- Uber launched its self-driving service in San Francisco last Tuesday, making it the second city in the world where Uber offers autonomous cars for public transportation.
- The next day, California government officials at the DMV said Uber didn't have the necessary permits to test its autonomous vehicle service.
Reliable Transportation, Everywhere for Everyone
With the considerably successful run of its self-driving taxis in Pittsburgh last September, Uber began preparing to make its autonomous service available in its hometown of San Francisco. After lots of preparation and hype, the ride-hailing company was finally able to launch the service last Tuesday, making San Francisco the second city in the world where Uber offers autonomous cars for public transportation.
Uber wanted to test just how well their autonomous vehicles could handle roads different from those in Pittsburgh. “We drove in the rain and other kinds of weather, and we’ve added lane-changing capabilities since we started in September,” said Anthony Levandowski, Uber’s VP of self-driving technology. “Now we want to see how we operate in this new environment, especially with the giant hills that San Francisco has to offer.” It was also the launch the XC90, Volvo’s lidar-equipped self-driving SUV.
Uber’s Regulatory Hassles
Unfortunately, the success was short lived.
The next day, California government officials at the Department of Motor Vehicles (DMV) put the brakes on the project, saying Uber didn’t have the necessary permits to test its autonomous vehicle service.
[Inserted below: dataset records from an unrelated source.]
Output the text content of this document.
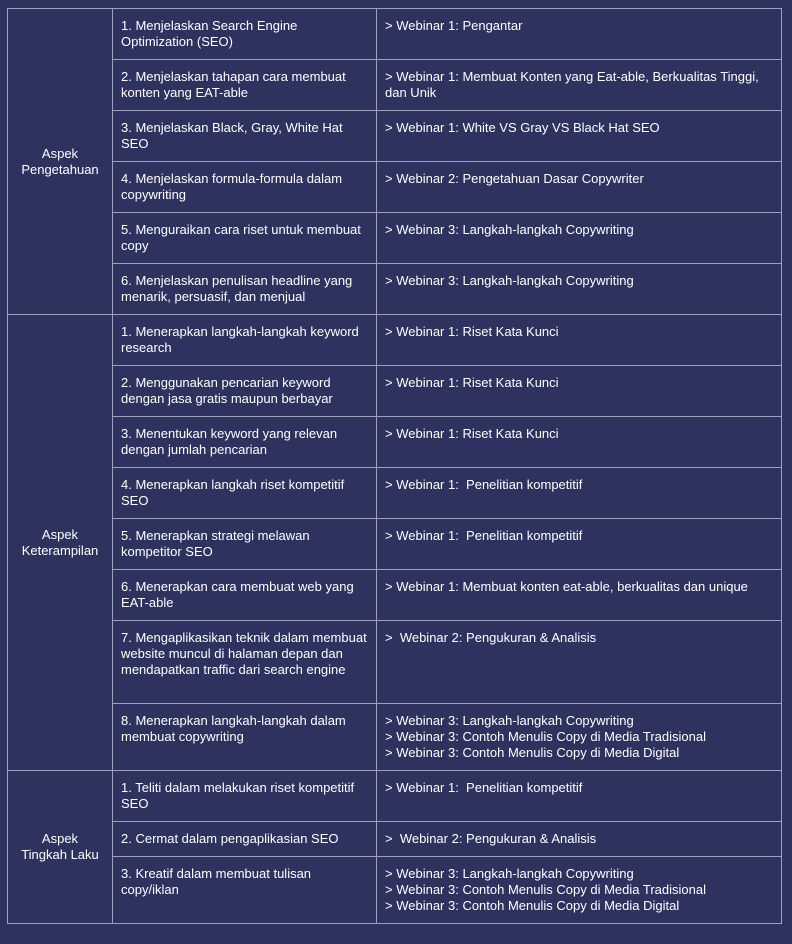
Aspek
Pengetahuan	1. Menjelaskan Search Engine Optimization (SEO)	> Webinar 1: Pengantar

	2. Menjelaskan tahapan cara membuat konten yang EAT-able	> Webinar 1: Membuat Konten yang Eat-able, Berkualitas Tinggi, dan Unik

	3. Menjelaskan Black, Gray, White Hat SEO	> Webinar 1: White VS Gray VS Black Hat SEO

	4. Menjelaskan formula-formula dalam copywriting	> Webinar 2: Pengetahuan Dasar Copywriter

	5. Menguraikan cara riset untuk membuat copy	> Webinar 3: Langkah-langkah Copywriting

	6. Menjelaskan penulisan headline yang menarik, persuasif, dan menjual	> Webinar 3: Langkah-langkah Copywriting

Aspek
Keterampilan	1. Menerapkan langkah-langkah keyword research	> Webinar 1: Riset Kata Kunci

	2. Menggunakan pencarian keyword dengan jasa gratis maupun berbayar	> Webinar 1: Riset Kata Kunci

	3. Menentukan keyword yang relevan dengan jumlah pencarian	> Webinar 1: Riset Kata Kunci

	4. Menerapkan langkah riset kompetitif SEO	> Webinar 1:  Penelitian kompetitif

	5. Menerapkan strategi melawan kompetitor SEO	> Webinar 1:  Penelitian kompetitif

	6. Menerapkan cara membuat web yang EAT-able	> Webinar 1: Membuat konten eat-able, berkualitas dan unique

	7. Mengaplikasikan teknik dalam membuat website muncul di halaman depan dan mendapatkan traffic dari search engine	>  Webinar 2: Pengukuran & Analisis

	8. Menerapkan langkah-langkah dalam membuat copywriting	> Webinar 3: Langkah-langkah Copywriting
> Webinar 3: Contoh Menulis Copy di Media Tradisional
> Webinar 3: Contoh Menulis Copy di Media Digital

Aspek
Tingkah Laku	1. Teliti dalam melakukan riset kompetitif SEO	> Webinar 1:  Penelitian kompetitif

	2. Cermat dalam pengaplikasian SEO	>  Webinar 2: Pengukuran & Analisis

	3. Kreatif dalam membuat tulisan copy/iklan	> Webinar 3: Langkah-langkah Copywriting
> Webinar 3: Contoh Menulis Copy di Media Tradisional
> Webinar 3: Contoh Menulis Copy di Media Digital
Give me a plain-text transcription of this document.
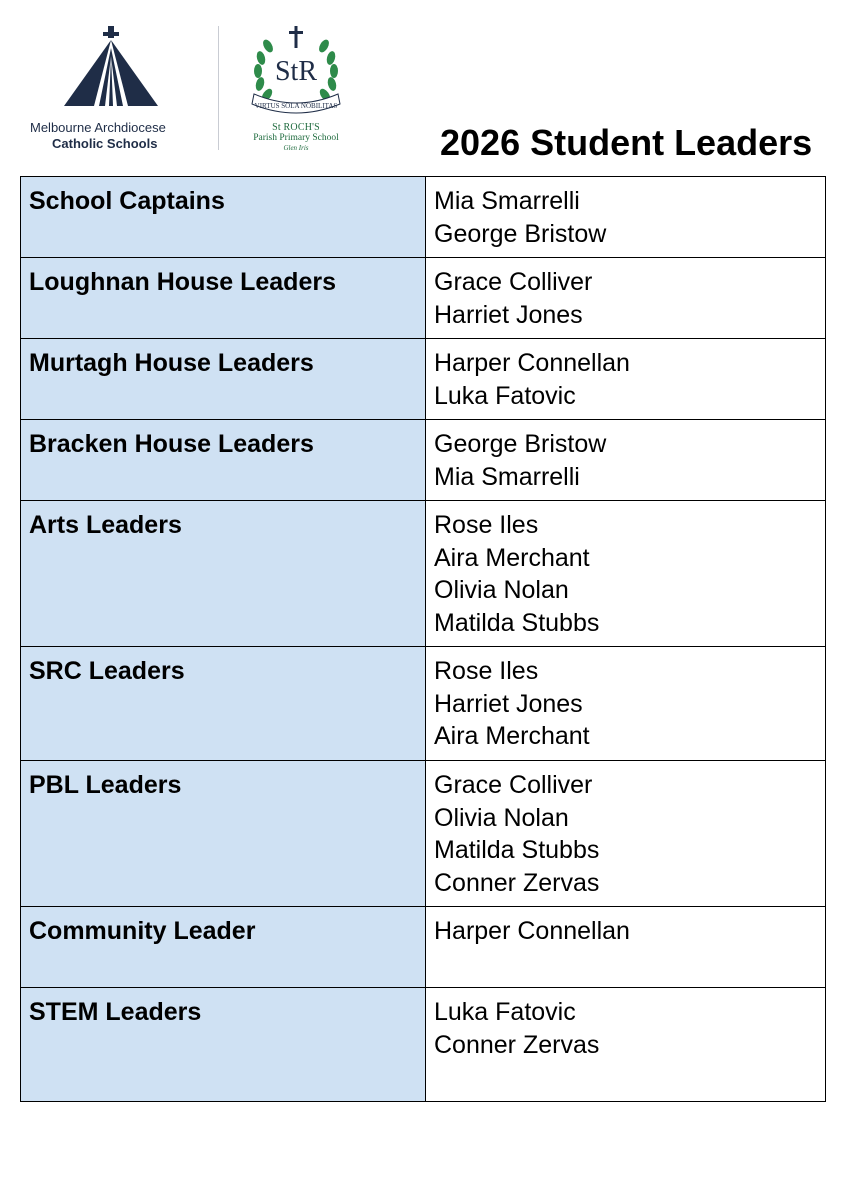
Melbourne Archdiocese
Catholic Schools
StR
VIRTUS SOLA NOBILITAS
St ROCH'S
Parish Primary School
Glen Iris	2026 Student Leaders
School Captains	Mia Smarrelli
George Bristow

Loughnan House Leaders	Grace Colliver
Harriet Jones

Murtagh House Leaders	Harper Connellan
Luka Fatovic

Bracken House Leaders	George Bristow
Mia Smarrelli

Arts Leaders	Rose Iles
Aira Merchant
Olivia Nolan
Matilda Stubbs

SRC Leaders	Rose Iles
Harriet Jones
Aira Merchant

PBL Leaders	Grace Colliver
Olivia Nolan
Matilda Stubbs
Conner Zervas

Community Leader	Harper Connellan

STEM Leaders	Luka Fatovic
Conner Zervas
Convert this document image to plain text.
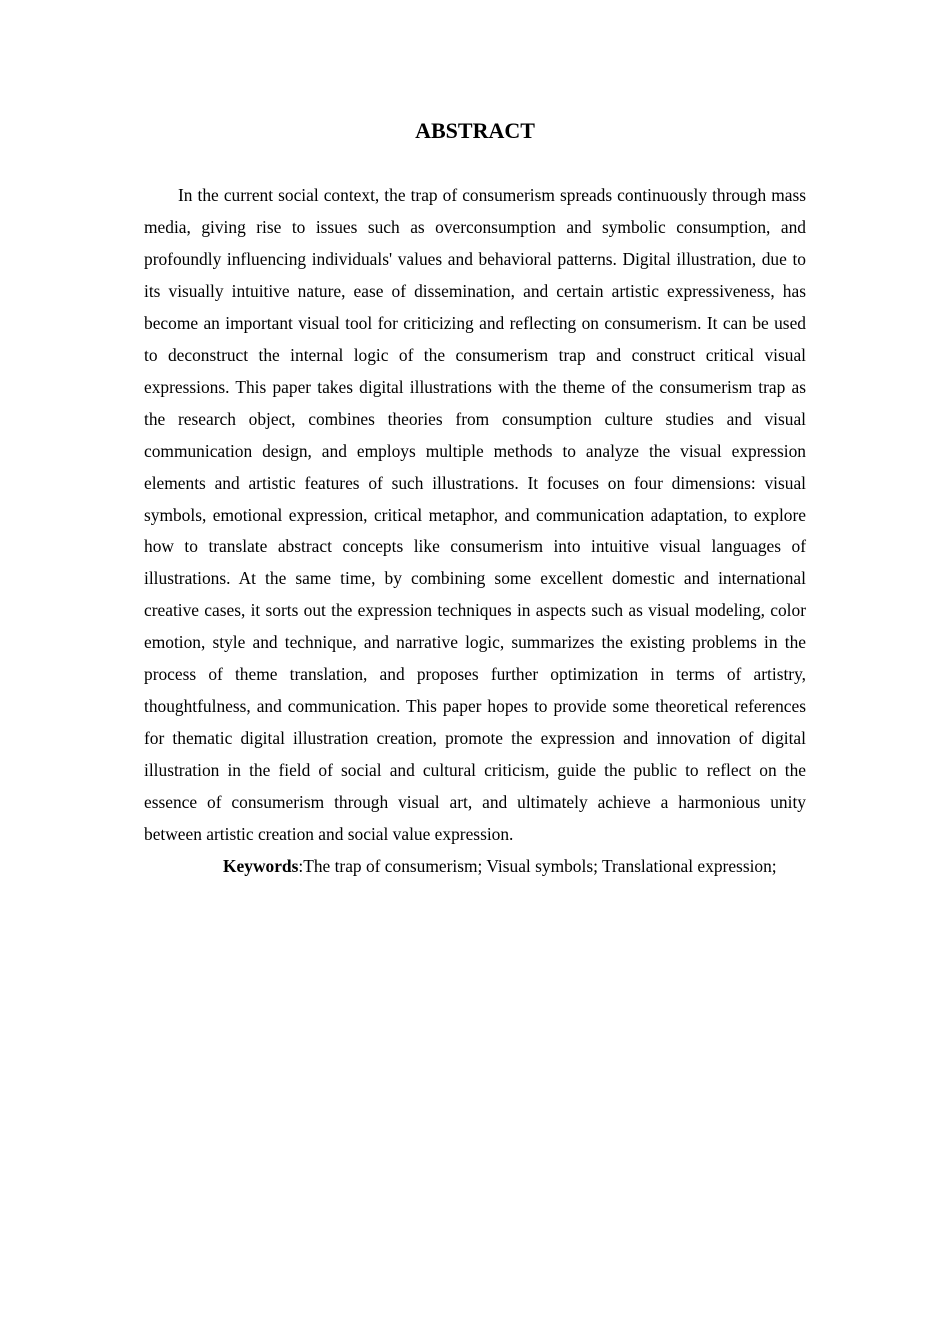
ABSTRACT

In the current social context, the trap of consumerism spreads continuously through mass media, giving rise to issues such as overconsumption and symbolic consumption, and profoundly influencing individuals' values and behavioral patterns. Digital illustration, due to its visually intuitive nature, ease of dissemination, and certain artistic expressiveness, has become an important visual tool for criticizing and reflecting on consumerism. It can be used to deconstruct the internal logic of the consumerism trap and construct critical visual expressions. This paper takes digital illustrations with the theme of the consumerism trap as the research object, combines theories from consumption culture studies and visual communication design, and employs multiple methods to analyze the visual expression elements and artistic features of such illustrations. It focuses on four dimensions: visual symbols, emotional expression, critical metaphor, and communication adaptation, to explore how to translate abstract concepts like consumerism into intuitive visual languages of illustrations. At the same time, by combining some excellent domestic and international creative cases, it sorts out the expression techniques in aspects such as visual modeling, color emotion, style and technique, and narrative logic, summarizes the existing problems in the process of theme translation, and proposes further optimization in terms of artistry, thoughtfulness, and communication. This paper hopes to provide some theoretical references for thematic digital illustration creation, promote the expression and innovation of digital illustration in the field of social and cultural criticism, guide the public to reflect on the essence of consumerism through visual art, and ultimately achieve a harmonious unity between artistic creation and social value expression.

Keywords:The trap of consumerism; Visual symbols; Translational expression;
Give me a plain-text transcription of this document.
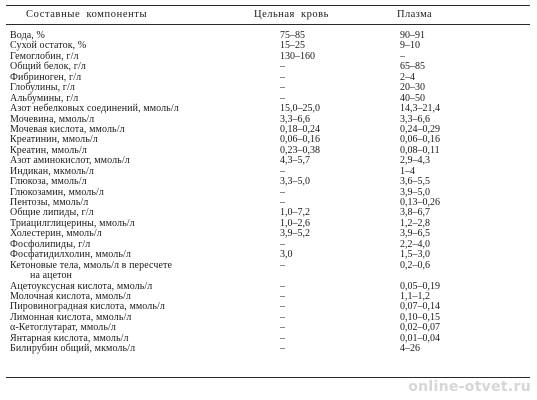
Составные компоненты	Цельная кровь	Плазма
Вода, %	75–85	90–91
Сухой остаток, %	15–25	9–10
Гемоглобин, г/л	130–160	–
Общий белок, г/л	–	65–85
Фибриноген, г/л	–	2–4
Глобулины, г/л	–	20–30
Альбумины, г/л	–	40–50
Азот небелковых соединений, ммоль/л	15,0–25,0	14,3–21,4
Мочевина, ммоль/л	3,3–6,6	3,3–6,6
Мочевая кислота, ммоль/л	0,18–0,24	0,24–0,29
Креатинин, ммоль/л	0,06–0,16	0,06–0,16
Креатин, ммоль/л	0,23–0,38	0,08–0,11
Азот аминокислот, ммоль/л	4,3–5,7	2,9–4,3
Индикан, мкмоль/л	–	1–4
Глюкоза, ммоль/л	3,3–5,0	3,6–5,5
Глюкозамин, ммоль/л	–	3,9–5,0
Пентозы, ммоль/л	–	0,13–0,26
Общие липиды, г/л	1,0–7,2	3,8–6,7
Триацилглицерины, ммоль/л	1,0–2,6	1,2–2,8
Холестерин, ммоль/л	3,9–5,2	3,9–6,5
Фосфолипиды, г/л	–	2,2–4,0
Фосфатидилхолин, ммоль/л	3,0	1,5–3,0
Кетоновые тела, ммоль/л в пересчете	–	0,2–0,6
на ацетон
Ацетоуксусная кислота, ммоль/л	–	0,05–0,19
Молочная кислота, ммоль/л	–	1,1–1,2
Пировиноградная кислота, ммоль/л	–	0,07–0,14
Лимонная кислота, ммоль/л	–	0,10–0,15
α-Кетоглутарат, ммоль/л	–	0,02–0,07
Янтарная кислота, ммоль/л	–	0,01–0,04
Билирубин общий, мкмоль/л	–	4–26
online-otvet.ru
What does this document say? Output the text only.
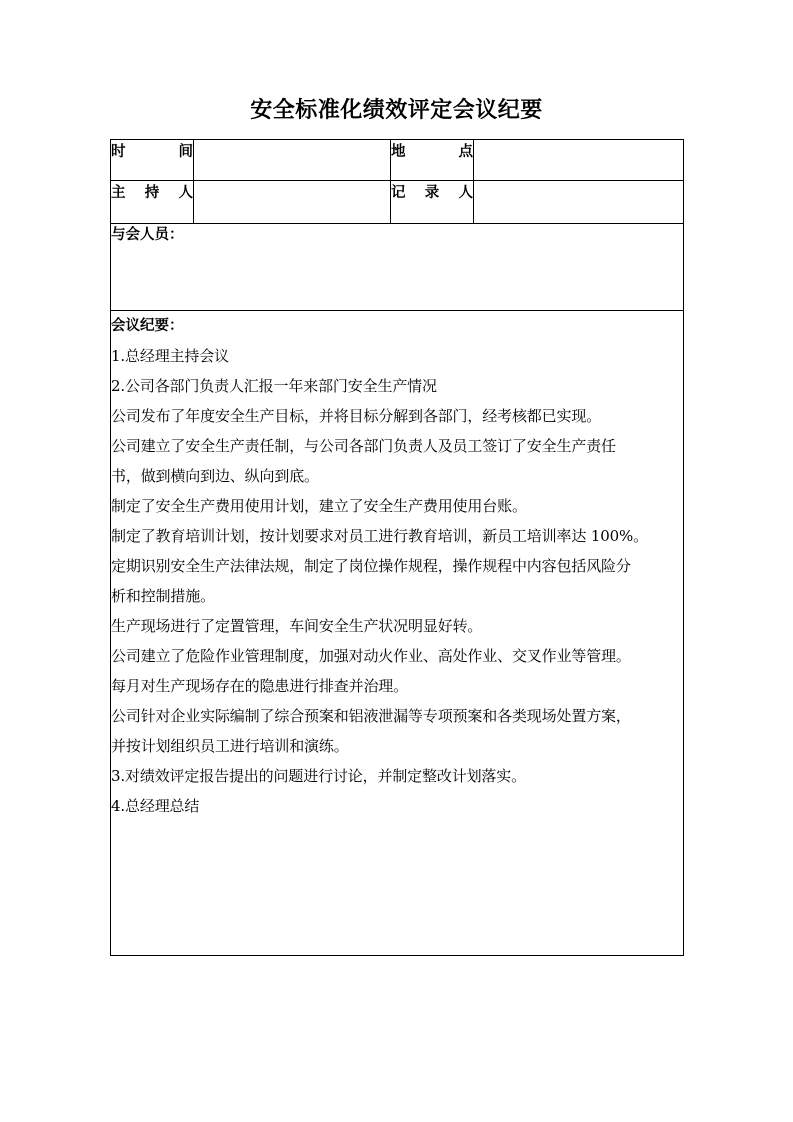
安全标准化绩效评定会议纪要
时 间		地 点	
主 持 人		记 录 人	

与会人员：			

会议纪要：
1.总经理主持会议
2.公司各部门负责人汇报一年来部门安全生产情况
公司发布了年度安全生产目标，并将目标分解到各部门，经考核都已实现。
公司建立了安全生产责任制，与公司各部门负责人及员工签订了安全生产责任
书，做到横向到边、纵向到底。
制定了安全生产费用使用计划，建立了安全生产费用使用台账。
制定了教育培训计划，按计划要求对员工进行教育培训，新员工培训率达 100%。
定期识别安全生产法律法规，制定了岗位操作规程，操作规程中内容包括风险分
析和控制措施。
生产现场进行了定置管理，车间安全生产状况明显好转。
公司建立了危险作业管理制度，加强对动火作业、高处作业、交叉作业等管理。
每月对生产现场存在的隐患进行排查并治理。
公司针对企业实际编制了综合预案和铝液泄漏等专项预案和各类现场处置方案，
并按计划组织员工进行培训和演练。
3.对绩效评定报告提出的问题进行讨论，并制定整改计划落实。
4.总经理总结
“It is illegal for the company to operate its self-driving vehicles on public roads until it receives an autonomous vehicle testing permit,” writes Brian G. Soublet, deputy director of the DMV in California, in a letter to Uber. “Any action by Uber to continue the operation of vehicles equipped with autonomous technology on public streets in California must cease until Uber complies.”
Uber believes it didn’t violate any rules. “[T]he rules apply to cars that can drive without someone controlling or monitoring them,” writes Levandowski. “For us, it’s still early days and our cars are not yet ready to drive without a person monitoring them.”
This all comes after one of Uber’s Volvo XC90s ran a red light shortly after the service was implemented in San Francisco, and was caught on camera. The episode raised questions about the safety of Uber’s self-driving technology.
“This incident was due to human error,” Uber said in a statement. “This vehicle was not part of the pilot and was not carrying customers. The driver involved has been suspended while we continue to investigate.”